By Margo Tintle, Holton-Arms School
“Hi, my name is Alice; I am from Ghana.” The sweet, soft voice of our first global partner video appeared on the big screen in our classroom. Shivers went down my spine as cheers erupted from my girls. Suddenly, the project became real. After weeks of preparing, thinking about it and discussing it, we finally had contact. For me, it was as exciting as seeing the Apollo landing as a very young toddler…suddenly, the whole world expanded and grew closer at the same moment.
We have three grade 4 classes at Holton. My homeroom’s global partner class was in Ghana. My other two Social Studies classes had partners in Zimbabwe. There were bumps in the road and cries of, “It’s not fair!” as we heard from our Ghanaian partners weeks ahead of our partners in Zimbabwe. This was a source of important lessons about collaborating globally- lessons about differing cultural perceptions of time, access to electricity and the internet, and probably the most important lesson of all- empathy and compassion. Here is how one of my students described it: “Empathy means understanding someone and how they are feeling. Like with this …we are being empathetic by not rushing them and how some of us know what they feel like.”
Shortly after our first video posting with our partners in Zimbabwe, the news came out that the military had taken over the government. This was an “aha” moment for my girls…this is happening, not somewhere removed from them, but in the city where their new friends live. Suddenly, girls were watching the news with their parents, discussing it, coming in with questions. Unlike their previous reactions, they immediately expressed compassion and empathy asking,”What can we do to help?” They decided to craft messages to their partners saying things like, “Please know that you have friends in the U.S. who care about you and are thinking about you. When you can, please let us know you are ok.”

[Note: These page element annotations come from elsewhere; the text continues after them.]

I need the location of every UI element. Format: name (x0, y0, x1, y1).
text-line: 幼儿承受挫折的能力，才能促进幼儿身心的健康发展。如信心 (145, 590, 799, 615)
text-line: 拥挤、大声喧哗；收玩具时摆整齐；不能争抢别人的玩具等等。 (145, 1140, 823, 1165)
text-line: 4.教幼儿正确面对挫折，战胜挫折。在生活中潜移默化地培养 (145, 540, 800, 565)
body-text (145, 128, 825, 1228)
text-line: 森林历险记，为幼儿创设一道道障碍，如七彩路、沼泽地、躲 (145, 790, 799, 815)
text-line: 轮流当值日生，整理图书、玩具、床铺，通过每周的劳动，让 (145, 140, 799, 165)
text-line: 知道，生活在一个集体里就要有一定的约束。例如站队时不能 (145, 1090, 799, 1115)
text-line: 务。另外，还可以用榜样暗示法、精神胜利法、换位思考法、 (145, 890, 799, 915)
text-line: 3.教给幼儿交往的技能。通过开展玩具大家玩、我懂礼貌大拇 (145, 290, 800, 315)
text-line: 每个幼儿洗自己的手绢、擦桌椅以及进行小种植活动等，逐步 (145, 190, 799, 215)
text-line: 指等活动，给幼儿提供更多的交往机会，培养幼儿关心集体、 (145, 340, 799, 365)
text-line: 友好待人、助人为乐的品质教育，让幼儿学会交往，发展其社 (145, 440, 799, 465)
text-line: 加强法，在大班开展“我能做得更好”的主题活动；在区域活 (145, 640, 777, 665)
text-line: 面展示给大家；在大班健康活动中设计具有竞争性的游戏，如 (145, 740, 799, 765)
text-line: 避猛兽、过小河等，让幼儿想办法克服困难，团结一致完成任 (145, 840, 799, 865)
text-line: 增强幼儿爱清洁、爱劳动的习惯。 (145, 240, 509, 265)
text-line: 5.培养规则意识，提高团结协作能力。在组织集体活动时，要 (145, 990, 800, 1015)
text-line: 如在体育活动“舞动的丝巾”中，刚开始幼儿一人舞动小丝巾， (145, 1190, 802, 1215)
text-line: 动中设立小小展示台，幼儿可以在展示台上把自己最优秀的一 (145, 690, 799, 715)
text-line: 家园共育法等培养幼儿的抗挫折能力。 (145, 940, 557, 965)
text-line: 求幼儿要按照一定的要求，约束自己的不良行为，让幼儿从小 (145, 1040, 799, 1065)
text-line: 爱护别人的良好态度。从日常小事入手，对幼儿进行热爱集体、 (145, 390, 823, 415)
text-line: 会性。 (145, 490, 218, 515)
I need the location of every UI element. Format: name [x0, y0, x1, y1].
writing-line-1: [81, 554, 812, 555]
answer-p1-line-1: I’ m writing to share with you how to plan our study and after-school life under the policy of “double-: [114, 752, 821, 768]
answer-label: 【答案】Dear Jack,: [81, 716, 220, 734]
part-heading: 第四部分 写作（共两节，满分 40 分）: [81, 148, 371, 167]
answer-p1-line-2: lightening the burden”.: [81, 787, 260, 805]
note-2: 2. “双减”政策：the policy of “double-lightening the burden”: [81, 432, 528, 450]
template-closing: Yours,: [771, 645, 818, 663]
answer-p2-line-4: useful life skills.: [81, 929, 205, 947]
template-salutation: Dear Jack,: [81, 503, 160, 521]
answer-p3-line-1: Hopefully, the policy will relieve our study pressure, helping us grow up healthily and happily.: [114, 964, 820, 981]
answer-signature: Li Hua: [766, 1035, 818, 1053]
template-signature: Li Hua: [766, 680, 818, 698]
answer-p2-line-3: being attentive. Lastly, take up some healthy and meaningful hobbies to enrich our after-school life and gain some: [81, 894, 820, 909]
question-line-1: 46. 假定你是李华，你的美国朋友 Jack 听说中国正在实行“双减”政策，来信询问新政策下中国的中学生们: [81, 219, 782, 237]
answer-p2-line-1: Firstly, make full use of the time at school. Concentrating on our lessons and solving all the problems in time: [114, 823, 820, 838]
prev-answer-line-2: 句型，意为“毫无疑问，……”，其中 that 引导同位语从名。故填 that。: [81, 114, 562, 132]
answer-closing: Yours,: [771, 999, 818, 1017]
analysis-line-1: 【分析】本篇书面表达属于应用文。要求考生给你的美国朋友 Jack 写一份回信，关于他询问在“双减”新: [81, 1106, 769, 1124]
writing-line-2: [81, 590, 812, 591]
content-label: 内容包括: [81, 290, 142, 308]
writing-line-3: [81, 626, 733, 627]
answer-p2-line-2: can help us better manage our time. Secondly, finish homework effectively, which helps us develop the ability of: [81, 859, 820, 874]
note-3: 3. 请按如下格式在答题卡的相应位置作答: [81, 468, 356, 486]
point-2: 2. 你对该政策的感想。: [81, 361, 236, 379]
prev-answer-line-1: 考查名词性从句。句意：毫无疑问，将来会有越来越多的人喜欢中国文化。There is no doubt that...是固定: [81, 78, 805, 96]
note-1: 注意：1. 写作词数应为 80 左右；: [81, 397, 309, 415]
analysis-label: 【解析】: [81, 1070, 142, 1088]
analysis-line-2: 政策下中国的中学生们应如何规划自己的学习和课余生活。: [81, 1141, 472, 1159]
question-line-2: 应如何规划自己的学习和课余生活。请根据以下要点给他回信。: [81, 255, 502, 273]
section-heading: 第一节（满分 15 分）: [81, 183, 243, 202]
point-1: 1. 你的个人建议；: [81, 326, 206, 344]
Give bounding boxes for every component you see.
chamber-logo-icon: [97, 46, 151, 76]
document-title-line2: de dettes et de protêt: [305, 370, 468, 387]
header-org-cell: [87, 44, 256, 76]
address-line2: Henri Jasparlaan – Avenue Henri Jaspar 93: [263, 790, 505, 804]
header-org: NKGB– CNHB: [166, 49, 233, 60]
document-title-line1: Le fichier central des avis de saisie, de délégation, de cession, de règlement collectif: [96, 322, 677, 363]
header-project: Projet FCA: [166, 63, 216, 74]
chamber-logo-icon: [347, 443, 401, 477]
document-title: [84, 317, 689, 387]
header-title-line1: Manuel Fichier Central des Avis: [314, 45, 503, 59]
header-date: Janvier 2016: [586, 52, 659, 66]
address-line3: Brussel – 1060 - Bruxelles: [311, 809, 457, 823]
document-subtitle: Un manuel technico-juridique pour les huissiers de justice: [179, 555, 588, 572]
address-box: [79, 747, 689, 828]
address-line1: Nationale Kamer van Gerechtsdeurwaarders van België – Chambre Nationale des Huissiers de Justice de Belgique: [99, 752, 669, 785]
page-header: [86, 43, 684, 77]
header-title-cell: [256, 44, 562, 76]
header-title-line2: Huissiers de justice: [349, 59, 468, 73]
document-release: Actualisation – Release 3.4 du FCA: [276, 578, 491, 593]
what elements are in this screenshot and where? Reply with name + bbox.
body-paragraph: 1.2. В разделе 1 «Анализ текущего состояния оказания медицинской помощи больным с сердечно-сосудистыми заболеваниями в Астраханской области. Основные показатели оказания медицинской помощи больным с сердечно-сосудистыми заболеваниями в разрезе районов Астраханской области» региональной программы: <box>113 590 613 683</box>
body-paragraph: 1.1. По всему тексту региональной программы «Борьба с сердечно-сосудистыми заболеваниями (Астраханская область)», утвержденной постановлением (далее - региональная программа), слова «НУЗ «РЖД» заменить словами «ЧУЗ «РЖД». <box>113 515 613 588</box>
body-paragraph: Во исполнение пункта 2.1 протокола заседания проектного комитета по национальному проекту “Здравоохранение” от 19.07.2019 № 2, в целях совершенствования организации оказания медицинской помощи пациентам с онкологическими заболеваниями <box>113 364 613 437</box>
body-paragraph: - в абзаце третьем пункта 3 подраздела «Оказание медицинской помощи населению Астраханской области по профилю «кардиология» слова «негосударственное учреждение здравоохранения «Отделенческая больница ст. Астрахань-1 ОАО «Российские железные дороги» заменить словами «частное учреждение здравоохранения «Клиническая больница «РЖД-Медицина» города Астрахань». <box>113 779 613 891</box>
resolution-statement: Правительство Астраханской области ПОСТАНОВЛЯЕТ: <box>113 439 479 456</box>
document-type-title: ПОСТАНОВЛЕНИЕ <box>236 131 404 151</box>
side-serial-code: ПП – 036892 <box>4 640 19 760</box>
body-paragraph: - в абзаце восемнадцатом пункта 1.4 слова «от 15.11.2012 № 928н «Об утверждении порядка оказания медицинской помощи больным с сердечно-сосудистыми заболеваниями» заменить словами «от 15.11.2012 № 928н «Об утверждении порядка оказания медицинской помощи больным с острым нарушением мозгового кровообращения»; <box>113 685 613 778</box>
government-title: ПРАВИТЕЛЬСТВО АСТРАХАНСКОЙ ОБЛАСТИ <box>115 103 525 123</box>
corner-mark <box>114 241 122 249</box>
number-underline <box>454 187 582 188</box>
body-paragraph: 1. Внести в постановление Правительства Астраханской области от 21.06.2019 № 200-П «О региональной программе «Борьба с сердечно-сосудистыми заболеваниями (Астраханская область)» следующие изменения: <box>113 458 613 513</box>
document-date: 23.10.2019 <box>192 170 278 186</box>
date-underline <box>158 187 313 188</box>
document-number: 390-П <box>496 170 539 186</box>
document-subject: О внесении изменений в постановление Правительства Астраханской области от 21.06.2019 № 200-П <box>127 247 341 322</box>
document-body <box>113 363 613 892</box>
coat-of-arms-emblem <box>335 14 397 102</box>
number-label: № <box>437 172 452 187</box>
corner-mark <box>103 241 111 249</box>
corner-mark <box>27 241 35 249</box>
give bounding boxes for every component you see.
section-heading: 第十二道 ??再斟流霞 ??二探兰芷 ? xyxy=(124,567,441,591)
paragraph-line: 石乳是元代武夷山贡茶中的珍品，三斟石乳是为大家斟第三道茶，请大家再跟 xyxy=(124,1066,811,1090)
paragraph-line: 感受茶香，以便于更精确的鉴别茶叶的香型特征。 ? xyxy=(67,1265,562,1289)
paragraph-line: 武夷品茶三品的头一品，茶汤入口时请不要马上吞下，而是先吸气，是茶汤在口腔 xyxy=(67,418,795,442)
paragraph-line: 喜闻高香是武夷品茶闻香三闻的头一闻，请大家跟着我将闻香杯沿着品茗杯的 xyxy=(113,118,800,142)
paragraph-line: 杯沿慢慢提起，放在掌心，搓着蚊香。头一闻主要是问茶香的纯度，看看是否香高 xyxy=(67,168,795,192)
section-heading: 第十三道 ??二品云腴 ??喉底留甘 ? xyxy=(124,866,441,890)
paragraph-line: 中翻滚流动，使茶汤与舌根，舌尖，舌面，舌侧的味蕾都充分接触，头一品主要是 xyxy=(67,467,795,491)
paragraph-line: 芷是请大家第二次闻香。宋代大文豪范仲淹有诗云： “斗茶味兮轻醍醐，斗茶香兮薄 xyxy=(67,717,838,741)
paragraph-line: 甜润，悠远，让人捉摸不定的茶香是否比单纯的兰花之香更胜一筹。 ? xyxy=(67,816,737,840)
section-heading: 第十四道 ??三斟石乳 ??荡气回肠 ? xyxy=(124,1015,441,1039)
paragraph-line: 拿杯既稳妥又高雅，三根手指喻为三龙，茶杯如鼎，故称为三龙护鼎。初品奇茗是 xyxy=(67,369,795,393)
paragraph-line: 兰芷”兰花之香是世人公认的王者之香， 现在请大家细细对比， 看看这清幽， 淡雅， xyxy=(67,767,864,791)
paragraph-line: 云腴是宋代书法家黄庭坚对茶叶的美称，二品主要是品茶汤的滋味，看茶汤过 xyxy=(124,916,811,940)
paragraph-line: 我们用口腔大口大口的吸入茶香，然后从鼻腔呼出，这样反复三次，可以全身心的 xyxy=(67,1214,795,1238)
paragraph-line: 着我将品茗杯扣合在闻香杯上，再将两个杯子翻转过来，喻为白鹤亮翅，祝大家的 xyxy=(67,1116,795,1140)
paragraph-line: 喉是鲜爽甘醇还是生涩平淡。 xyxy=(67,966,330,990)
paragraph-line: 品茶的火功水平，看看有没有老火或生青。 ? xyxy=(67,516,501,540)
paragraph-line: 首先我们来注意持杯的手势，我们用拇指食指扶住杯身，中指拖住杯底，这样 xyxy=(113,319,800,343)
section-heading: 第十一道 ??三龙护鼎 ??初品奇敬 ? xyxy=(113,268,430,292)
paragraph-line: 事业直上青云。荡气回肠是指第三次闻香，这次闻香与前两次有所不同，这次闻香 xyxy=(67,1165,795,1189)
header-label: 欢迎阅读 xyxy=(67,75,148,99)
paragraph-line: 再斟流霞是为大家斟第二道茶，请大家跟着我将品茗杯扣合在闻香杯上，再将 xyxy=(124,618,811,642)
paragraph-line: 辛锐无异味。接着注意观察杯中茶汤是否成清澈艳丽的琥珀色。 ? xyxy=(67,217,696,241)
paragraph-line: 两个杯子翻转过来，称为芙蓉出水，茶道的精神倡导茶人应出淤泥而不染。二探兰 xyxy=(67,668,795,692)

And what magic when we were able to chat live with our global partners! We all laughed as we taught them hand gestures we use to signify, “Me, too! I agree with you!” and as our partners taught us how to say simple phrases in their dialects.
My students’ brains grew as they persevered to master using TInkercad. Through trial and error, they were able to come up with unique, workable designs. Not a single girl used the template. This exemplified our Holton motto: “I will find a way or make one.”
I knew that the girls’ perspectives had shifted when we had visitors on a school tour. I overheard a guest ask two of my girls, “So, are you making the flashlights to send to Africa?” Immediately, one of the girls replied: “Oh NO!! Our partners are designing their own flashlights with their own ideas. We are working together. We aren’t helping them…we help each other!!”